Roberts had previously been in consistent conversation with many members of the Seattle U administration in hopes of creating and recognizing indigenous presence on school campus. Tangible results failed to emerge and it remained so until the Indigenous Initiatives received a $500,000 donation, which was enough money to sustain intentional programming for five years.

The IPI came to existence after the donation as a result of the work the Indigenous Initiatives council did. The council, which included First Nation students, said that they needed a full time staff person on campus and that it was imperative to work towards a physical space on campus for the indigenous community.

The council’s goals were eventually met, and Diane Tomhave, the Program Coordinator of the IPI, was hired at the end of October of 2016. The IPI then officially launched in November of 2016.

Part of IPI’s mission is to distribute and provide knowledge on indigenous people throughout Seattle U. The IPI believes that through education, programming, and partnerships, the entire Seattle U community can have knowledge of indigenous people and their presence at Seattle U. Roberts affirmed that she noticed some discernible change in the community after the lengthy process of establishing the Institute.

“Because of Diane becoming involved, the launch of IPI, and a lot of support from outside of Seattle University, it’s slowly started to change,” Roberts said.

Many have noticed this change primarily with more awareness within the Seattle U community as well as a willingness to listen and understand indigenous concerns.

Although Tomhave’s official role is program coordinator, much of her work surrounds student success on campus, which occasionally does includes programming.

“My primary job is to support the students who are here and also to make it an attractive place for future students to come,” she said.

Tomhave emphasized the importance of indigenous students’ ability to see their own cultural images represented, especially at universities and schools that they attend. She believes that the IPI space is a way that indigenous students can feel comfortable on campus, and perhaps it can even make their time at school easier.

In fact, the IPI works with the Indigenous Student Association (ISA), which is a student-run club for indigenous students at Seattle U.

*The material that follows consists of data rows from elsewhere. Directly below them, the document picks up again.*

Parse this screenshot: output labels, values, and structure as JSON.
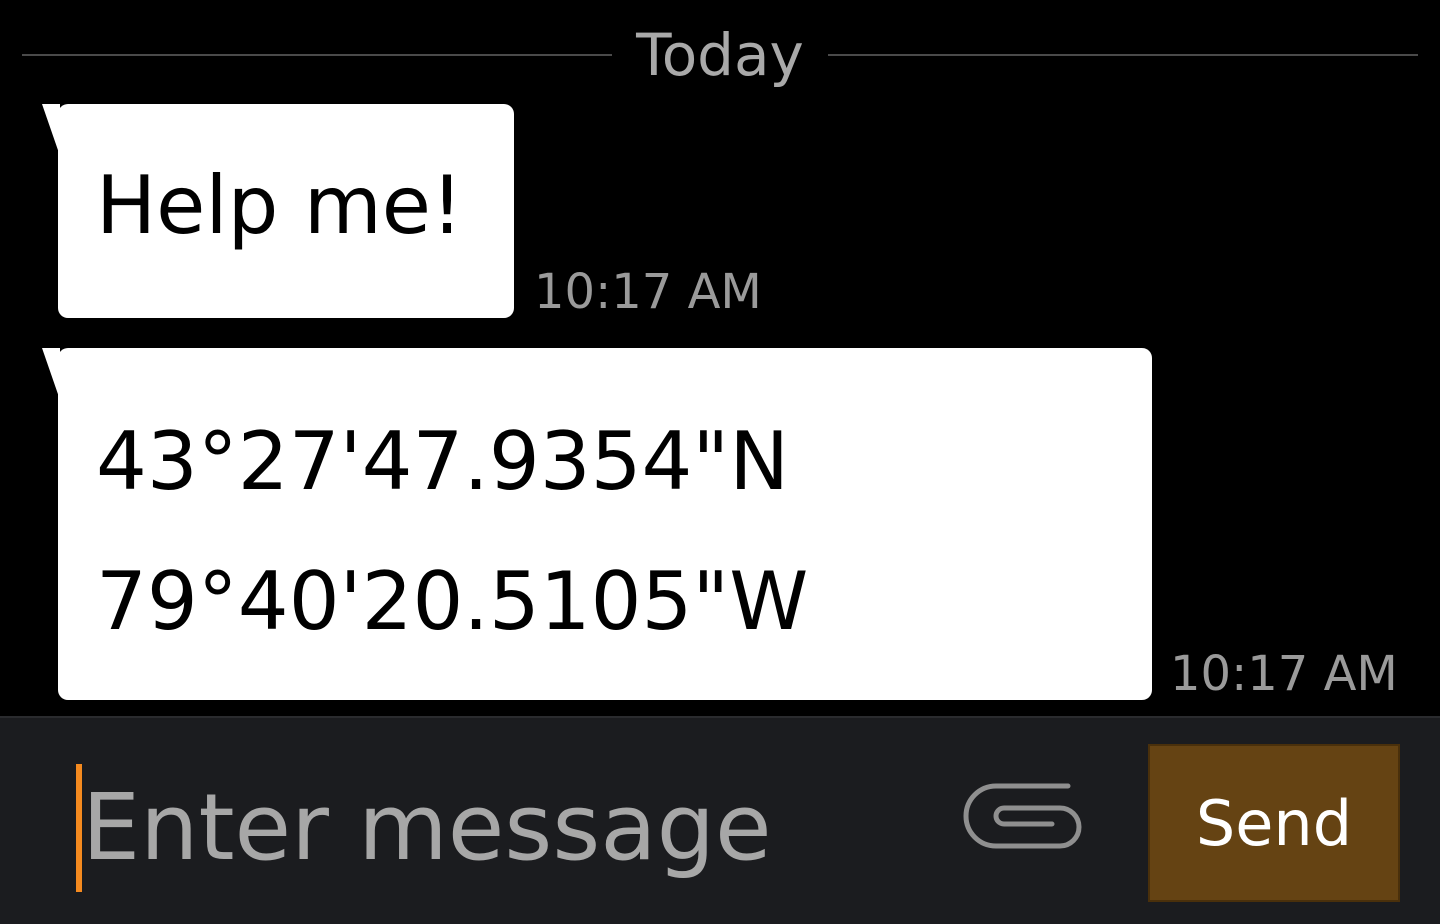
{
  "conversation": {
    "date_divider": "Today",
    "messages": [
      {
        "text": "Help me!",
        "time": "10:17 AM"
      },
      {
        "lines": [
          "43°27'47.9354\"N",
          "79°40'20.5105\"W"
        ],
        "time": "10:17 AM"
      }
    ]
  },
  "composer": {
    "placeholder": "Enter message",
    "value": "",
    "attach_icon": "paperclip-icon",
    "send_label": "Send",
    "caret_color": "#f58a1f",
    "send_button_color": "#654313"
  }
}
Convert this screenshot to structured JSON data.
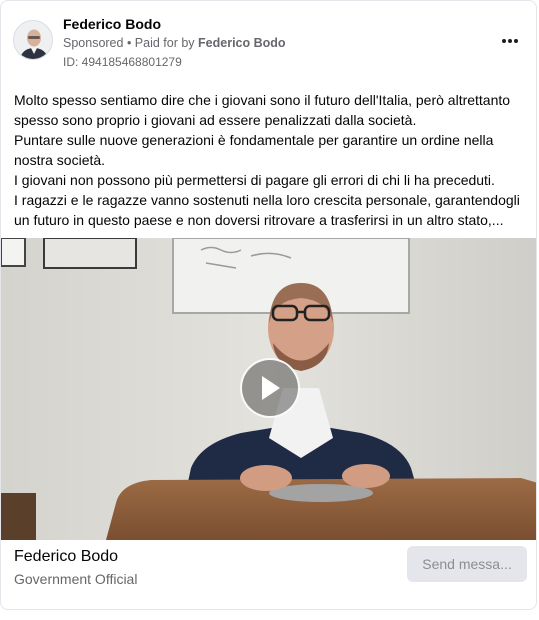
{
  "post": {
    "advertiser_name": "Federico Bodo",
    "sponsored_label": "Sponsored",
    "separator": " • ",
    "paid_for_prefix": "Paid for by ",
    "paid_for_name": "Federico Bodo",
    "library_id": "ID: 494185468801279",
    "more_icon": "more-horizontal-icon",
    "text_lines": [
      "Molto spesso sentiamo dire che i giovani sono il futuro dell'Italia, però altrettanto",
      "spesso sono proprio i giovani ad essere penalizzati dalla società.",
      "Puntare sulle nuove generazioni è fondamentale per garantire un ordine nella",
      "nostra società.",
      "I giovani non possono più permettersi di pagare gli errori di chi li ha preceduti.",
      "I ragazzi e le ragazze vanno sostenuti nella loro crescita personale, garantendogli",
      "un futuro in questo paese e non doversi ritrovare a trasferirsi in un altro stato,..."
    ]
  },
  "media": {
    "type": "video",
    "play_icon": "play-icon"
  },
  "footer": {
    "name": "Federico Bodo",
    "category": "Government Official",
    "cta_label": "Send messa..."
  },
  "colors": {
    "secondary_text": "#65676b",
    "button_bg": "#e4e6eb",
    "button_text": "#8a8d91"
  }
}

Hanna-Marie Lucero, a junior transfer student majoring in environmental studies, is the President of ISA. Lucero classifies the ISA as more of a social gathering type of club rather than an events and programming heavy club, though they do participate in and create events. These programs consist of an annual poetry slam, Frybread with Friends, and hosting the 2018 Earth Day at Seattle U.

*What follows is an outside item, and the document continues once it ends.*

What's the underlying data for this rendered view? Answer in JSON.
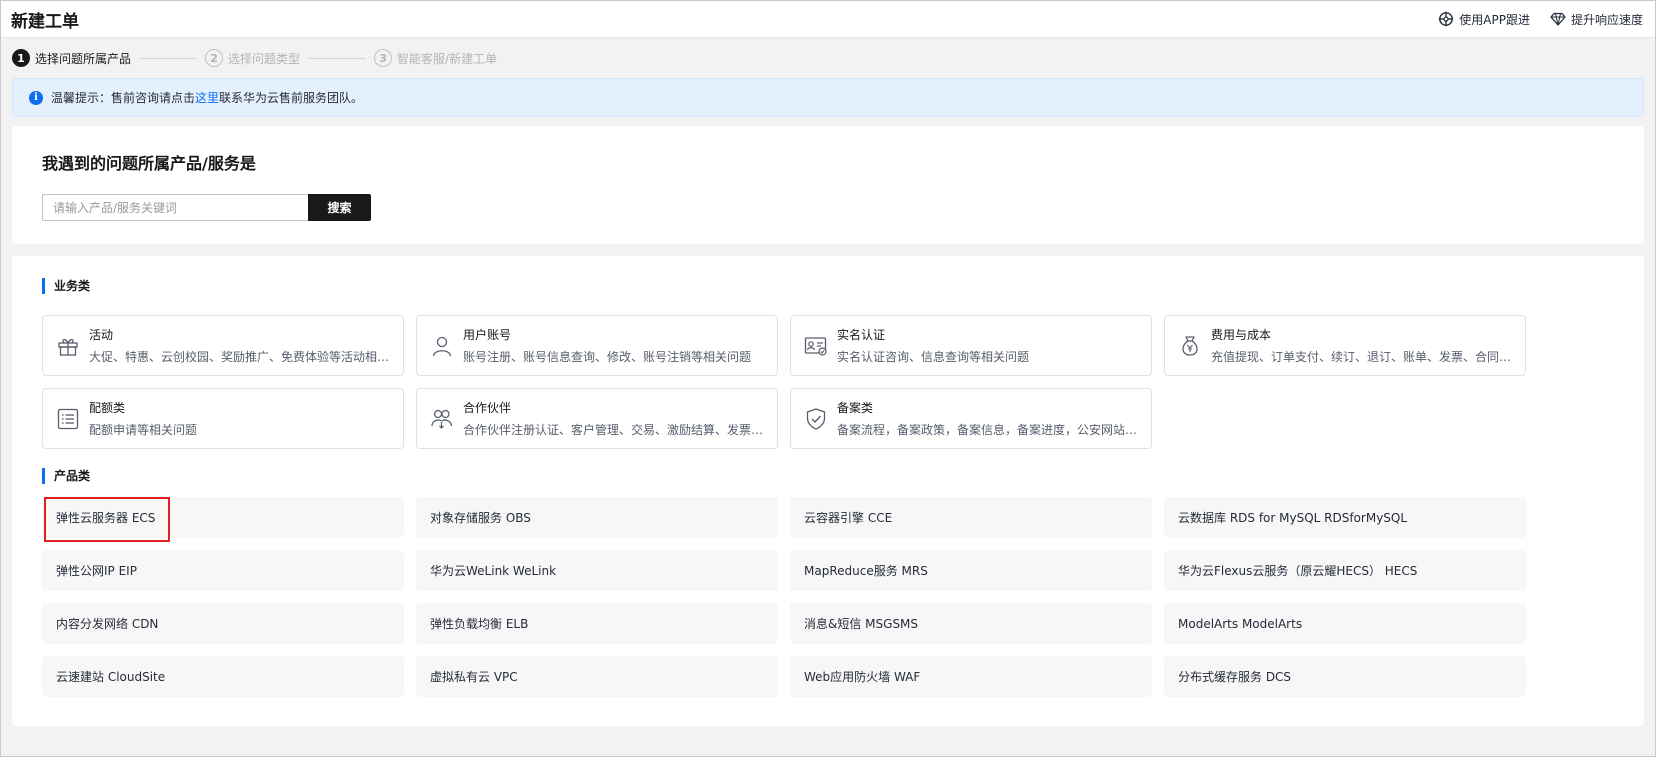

The ISA also recognized that Seattle U has made progress in acknowledging and reserving spaces for indigenous students on campus, but that there is always more that can be done. Similarly to IPI, the students in ISA want to acknowledge the previous and current support Seattle U has provided.

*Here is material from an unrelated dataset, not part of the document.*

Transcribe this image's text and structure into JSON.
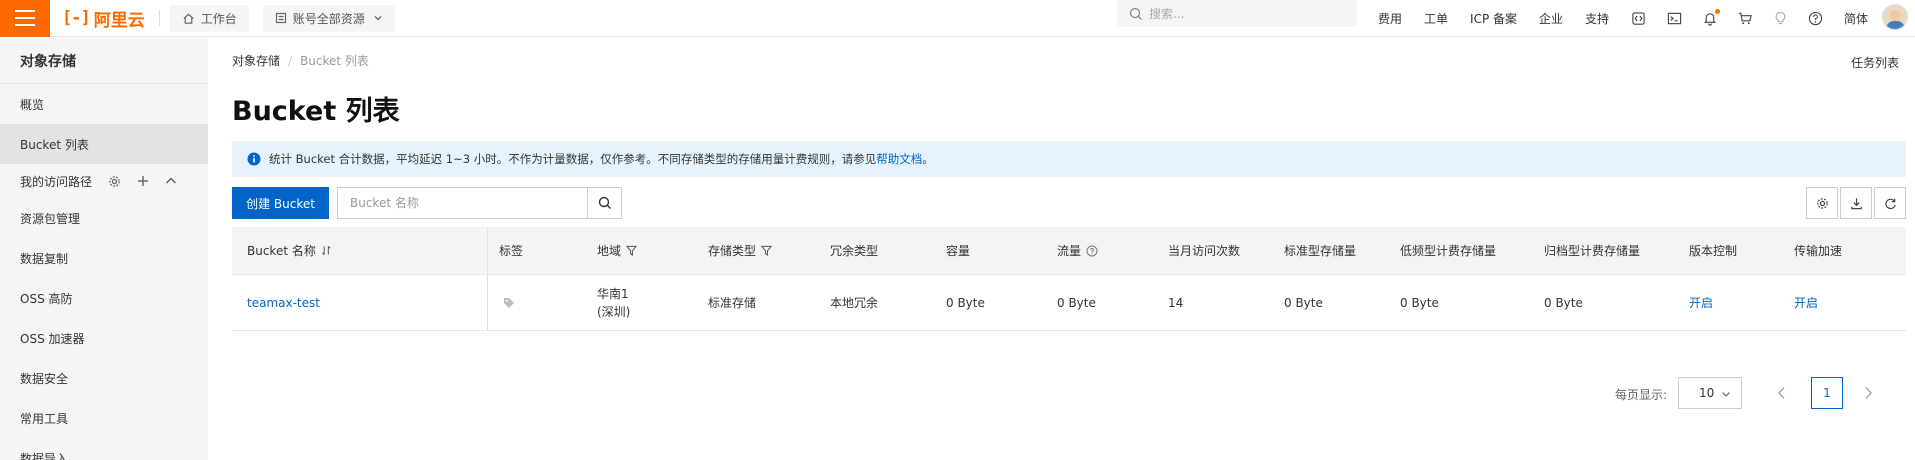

“I think the university is helping because there are offices that are doing outreach and they want to collaborate with us and do events together,” Lucero said. “I also think there could be more opportunities on campus that Seattle U can provide.”

Indigenous presence and recognition at Seattle U is an important factor for both groups, especially since they believe that their mission and intentions intersect with Seattle U’s own mission. By continuing to create dialogue through different communities and departments at Seattle U, the ISI and ISA hope to raise awareness and support with their current and future endeavors.